Your shout for 2007

C&I Issue 1, 2007

At the end of 2006 we set you a challenge: to try to beat the analysts by letting us know your own thoughts and predictions for the industry for the year ahead. Nearly 300 of you responded, and here are the results. Compare and contrast these with what the experts are saying on pages 20 and 21.

So what are your predictions for the industry’s performance in general in 2007? The good news is that more than half of you are optimistic about the outlook for the industry this year, with only 5% of respondents believing that the industry will do poorly. The remaining 44% are uncertain, with one individual cautioning that ‘2006 has been very hard and I don’t see this changing overnight. I think there will be more of the same in 2007 and it will be hard for smaller companies to stay afloat without a genuine edge to pull in new business.’

Persistent threats
The biggest threat to business, 41% of you told us, are high and fluctuating energy prices. In 2006 the month-ahead wholesale price of gas – bought today for delivery throughout the next calendar month – was on average 204% higher than in 2002, according to consultancy firm Datamonitor. Wholesale gas prices fluctuated between 195 p/therm and 5p/therm in 2006, while ‘movements in the wholesale price of [electricity] power have been similarly dramatic,’ says analyst Paul Stewart. While prices are currently falling, thanks partly to 2006´s unseasonably warm winter, volatility looks set to remain, he cautions. Most traders, however, believe the wholesale prices of gas and electricity in the UK will fall in 2007, he continues, so the forecast may not be so gloomy as we fear.

Continued growth of Asian economies, and particularly India and China, was rated as the second biggest threat, highlighted by roughly a third of respondents who fear that downward pressure on prices and increased competitiveness may put a brake on profitability. Interestingly, many people also drew attention to the huge importance of industry personnel, with one respondent going so far as to say that the ‘biggest barrier to growth is the capacity and capability of the people in the business.’ Another commented that the ‘major UK challenge is still the quality and capability of leadership and management at the senior levels [and] the lack of recognition of the benefits of investing in the development of staff at all levels.’

The possibility of a downturn in the booming Asian economy is rated as the least important threat, with only 4% of respondents especially concerned about the risks to exports, while 11% are most concerned by geopolitical uncertainties including the continued tensions in the Middle East.

Opportunities abound
Looking on the more positive side, there are plenty of opportunities for growth. The biggest of these, according to 39% of respondents, is the prospect of increased globalisation and the demand from growing economies such as India and China. The past year has witnessed several Western players seeking to make gains in Asia by expanding their manufacturing activities in the region to capitalise on low labour, construction and raw materials costs, and it seems likely we can expect more of the same this year.

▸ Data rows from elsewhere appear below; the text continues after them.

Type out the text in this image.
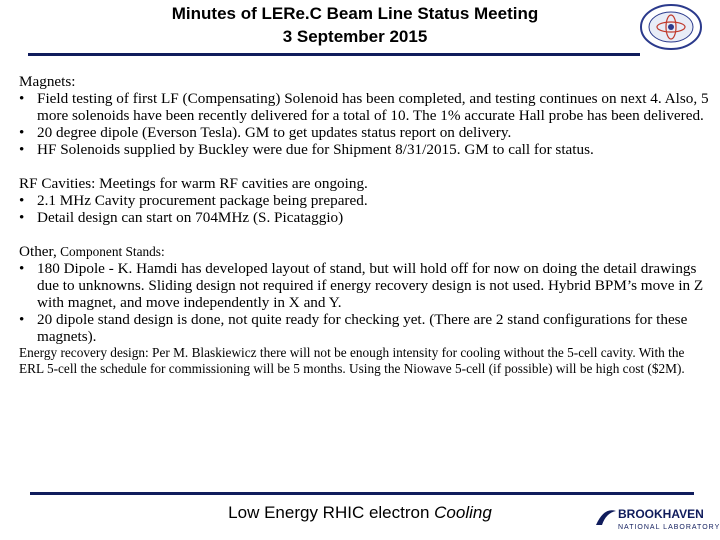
Minutes of LERe.C Beam Line Status Meeting
3 September 2015

Magnets:

• Field testing of first LF (Compensating) Solenoid has been completed, and testing continues on next 4. Also, 5 more solenoids have been recently delivered for a total of 10. The 1% accurate Hall probe has been delivered.
• 20 degree dipole (Everson Tesla). GM to get updates status report on delivery.
• HF Solenoids supplied by Buckley were due for Shipment 8/31/2015. GM to call for status.

RF Cavities: Meetings for warm RF cavities are ongoing.

• 2.1 MHz Cavity procurement package being prepared.
• Detail design can start on 704MHz (S. Picataggio)

Other, Component Stands:

• 180 Dipole - K. Hamdi has developed layout of stand, but will hold off for now on doing the detail drawings due to unknowns. Sliding design not required if energy recovery design is not used. Hybrid BPM’s move in Z with magnet, and move independently in X and Y.
• 20 dipole stand design is done, not quite ready for checking yet. (There are 2 stand configurations for these magnets).

Energy recovery design: Per M. Blaskiewicz there will not be enough intensity for cooling without the 5-cell cavity. With the ERL 5-cell the schedule for commissioning will be 5 months. Using the Niowave 5-cell (if possible) will be high cost ($2M).

Low Energy RHIC electron Cooling	BROOKHAVEN
NATIONAL LABORATORY
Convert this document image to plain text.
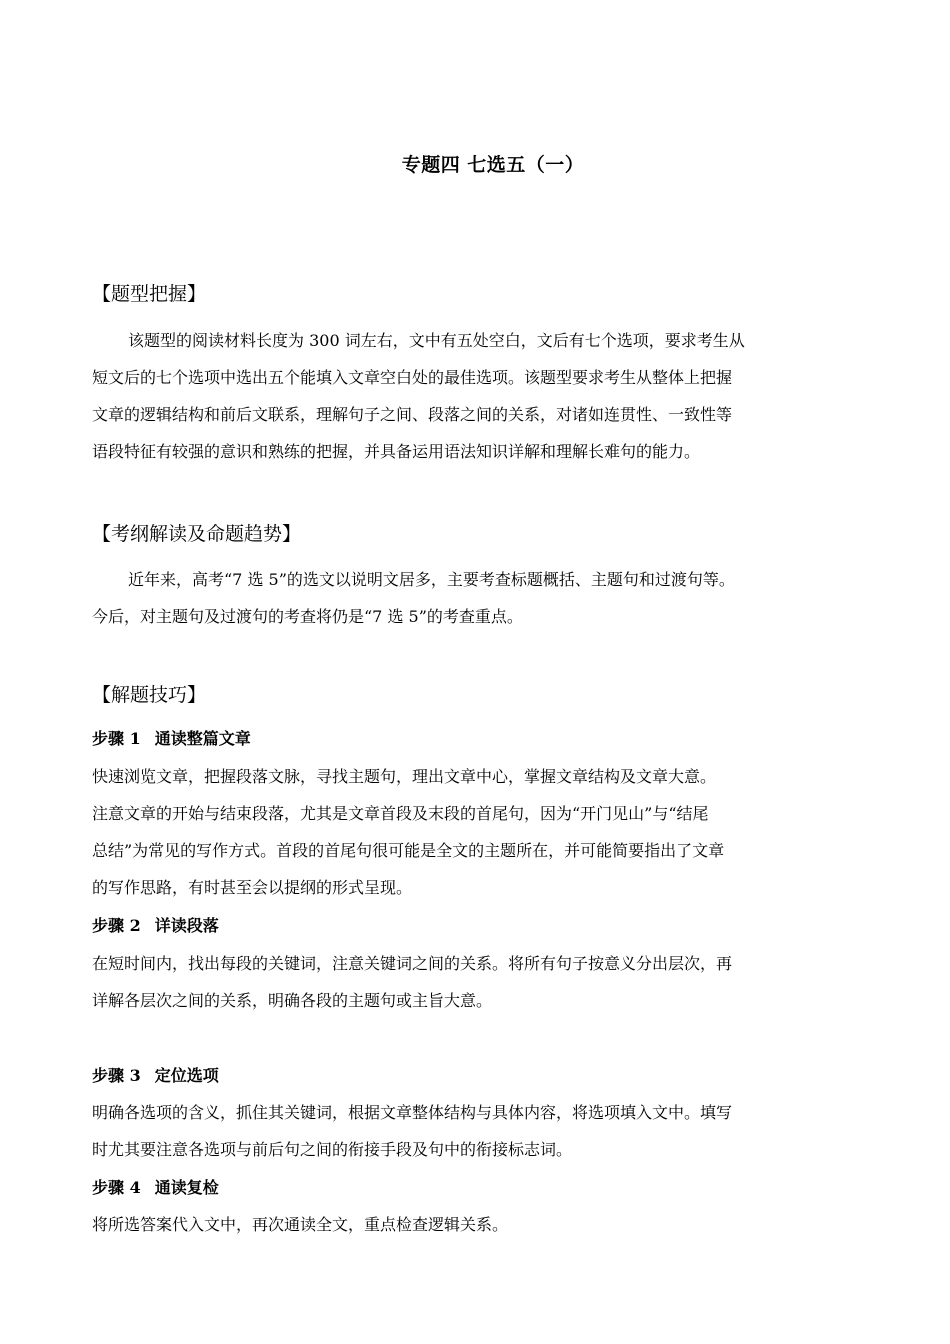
专题四 七选五（一）
【题型把握】
该题型的阅读材料长度为 300 词左右，文中有五处空白，文后有七个选项，要求考生从
短文后的七个选项中选出五个能填入文章空白处的最佳选项。该题型要求考生从整体上把握
文章的逻辑结构和前后文联系，理解句子之间、段落之间的关系，对诸如连贯性、一致性等
语段特征有较强的意识和熟练的把握，并具备运用语法知识详解和理解长难句的能力。
【考纲解读及命题趋势】
近年来，高考“7 选 5”的选文以说明文居多，主要考查标题概括、主题句和过渡句等。
今后，对主题句及过渡句的考查将仍是“7 选 5”的考查重点。
【解题技巧】
步骤 1 通读整篇文章
快速浏览文章，把握段落文脉，寻找主题句，理出文章中心，掌握文章结构及文章大意。
注意文章的开始与结束段落，尤其是文章首段及末段的首尾句，因为“开门见山”与“结尾
总结”为常见的写作方式。首段的首尾句很可能是全文的主题所在，并可能简要指出了文章
的写作思路，有时甚至会以提纲的形式呈现。
步骤 2 详读段落
在短时间内，找出每段的关键词，注意关键词之间的关系。将所有句子按意义分出层次，再
详解各层次之间的关系，明确各段的主题句或主旨大意。
步骤 3 定位选项
明确各选项的含义，抓住其关键词，根据文章整体结构与具体内容，将选项填入文中。填写
时尤其要注意各选项与前后句之间的衔接手段及句中的衔接标志词。
步骤 4 通读复检
将所选答案代入文中，再次通读全文，重点检查逻辑关系。
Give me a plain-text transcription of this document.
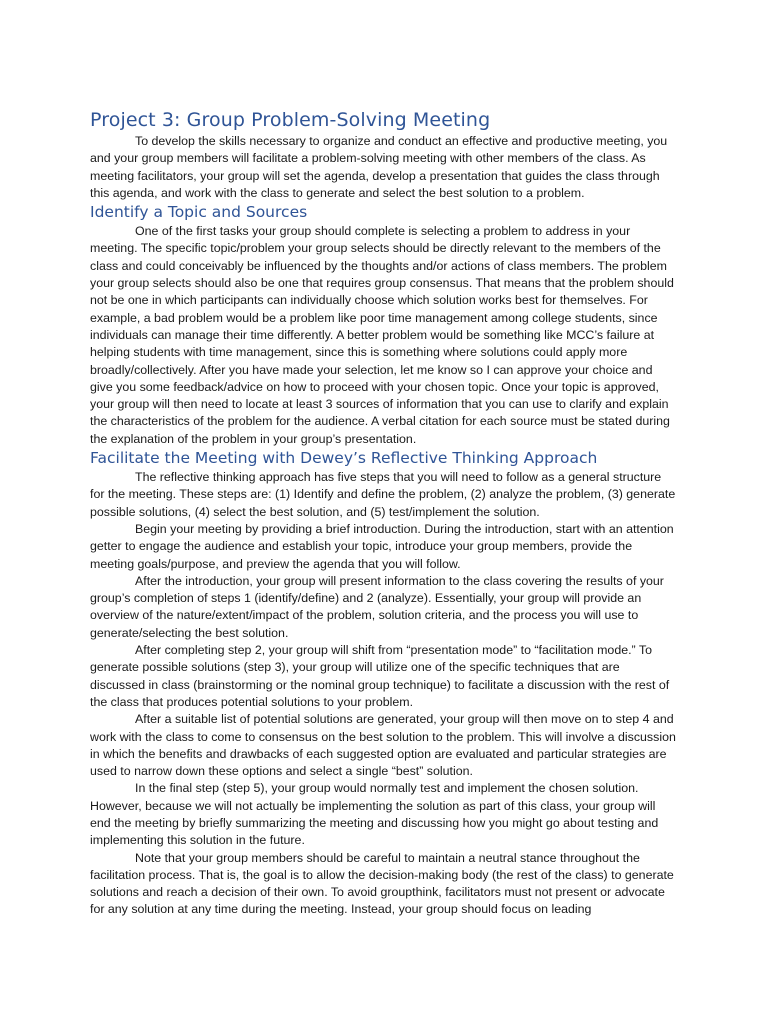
Project 3: Group Problem-Solving Meeting

To develop the skills necessary to organize and conduct an effective and productive meeting, you and your group members will facilitate a problem-solving meeting with other members of the class. As meeting facilitators, your group will set the agenda, develop a presentation that guides the class through this agenda, and work with the class to generate and select the best solution to a problem.

Identify a Topic and Sources

One of the first tasks your group should complete is selecting a problem to address in your meeting. The specific topic/problem your group selects should be directly relevant to the members of the class and could conceivably be influenced by the thoughts and/or actions of class members. The problem your group selects should also be one that requires group consensus. That means that the problem should not be one in which participants can individually choose which solution works best for themselves. For example, a bad problem would be a problem like poor time management among college students, since individuals can manage their time differently. A better problem would be something like MCC’s failure at helping students with time management, since this is something where solutions could apply more broadly/collectively. After you have made your selection, let me know so I can approve your choice and give you some feedback/advice on how to proceed with your chosen topic. Once your topic is approved, your group will then need to locate at least 3 sources of information that you can use to clarify and explain the characteristics of the problem for the audience. A verbal citation for each source must be stated during the explanation of the problem in your group’s presentation.

Facilitate the Meeting with Dewey’s Reflective Thinking Approach

The reflective thinking approach has five steps that you will need to follow as a general structure for the meeting. These steps are: (1) Identify and define the problem, (2) analyze the problem, (3) generate possible solutions, (4) select the best solution, and (5) test/implement the solution.

Begin your meeting by providing a brief introduction. During the introduction, start with an attention getter to engage the audience and establish your topic, introduce your group members, provide the meeting goals/purpose, and preview the agenda that you will follow.

After the introduction, your group will present information to the class covering the results of your group’s completion of steps 1 (identify/define) and 2 (analyze). Essentially, your group will provide an overview of the nature/extent/impact of the problem, solution criteria, and the process you will use to generate/selecting the best solution.

After completing step 2, your group will shift from “presentation mode” to “facilitation mode.” To generate possible solutions (step 3), your group will utilize one of the specific techniques that are discussed in class (brainstorming or the nominal group technique) to facilitate a discussion with the rest of the class that produces potential solutions to your problem.

After a suitable list of potential solutions are generated, your group will then move on to step 4 and work with the class to come to consensus on the best solution to the problem. This will involve a discussion in which the benefits and drawbacks of each suggested option are evaluated and particular strategies are used to narrow down these options and select a single “best” solution.

In the final step (step 5), your group would normally test and implement the chosen solution. However, because we will not actually be implementing the solution as part of this class, your group will end the meeting by briefly summarizing the meeting and discussing how you might go about testing and implementing this solution in the future.

Note that your group members should be careful to maintain a neutral stance throughout the facilitation process. That is, the goal is to allow the decision-making body (the rest of the class) to generate solutions and reach a decision of their own. To avoid groupthink, facilitators must not present or advocate for any solution at any time during the meeting. Instead, your group should focus on leading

A further third of you, meanwhile, are confident that environmental issues will be a major force for improved profitability. The drive for greener and more energy efficient chemicals, materials and processes was rated as the second largest opportunity for growth in 2007, no doubt fuelled by concerns over global warming, high energy prices and increasing consumer awareness of environmental issues.

Not surprisingly, perhaps, few people saw much scope for further gains from continued restructuring and streamlining, with almost a third of respondents rating this the least important opportunity of those listed.

Continuous industry restructuring initiatives over the past few years have arguably already trimmed back most company excesses, leaving the industry much leaner and fitter as a result.

So what then of how your own businesses or industry sectors of interest will fare in 2007? Again it seems that most of you are reasonably optimistic. A sizable 58% majority predict your businesses will fare ‘moderately well’ this year, with another 38% saying you expect your businesses will do well and less than 5% fearing your firms will fare poorly. As one respondent commented: ‘As a small specialist business we can see a lot of customers coming back next year, and a few one-off big ones too on the horizon. Perhaps the year I feel pessimistic about the next year will be the year to retire!’

Fair weather forecast
All in all, the outlook seems reasonably bright. How accurate these predictions are remains to be seen, but we hope to bring you the results of our ‘competition’ next year – when we will compare whose version of events was closest to what actually happened. Wishing you all a happy, as well as a prosperous, 2007.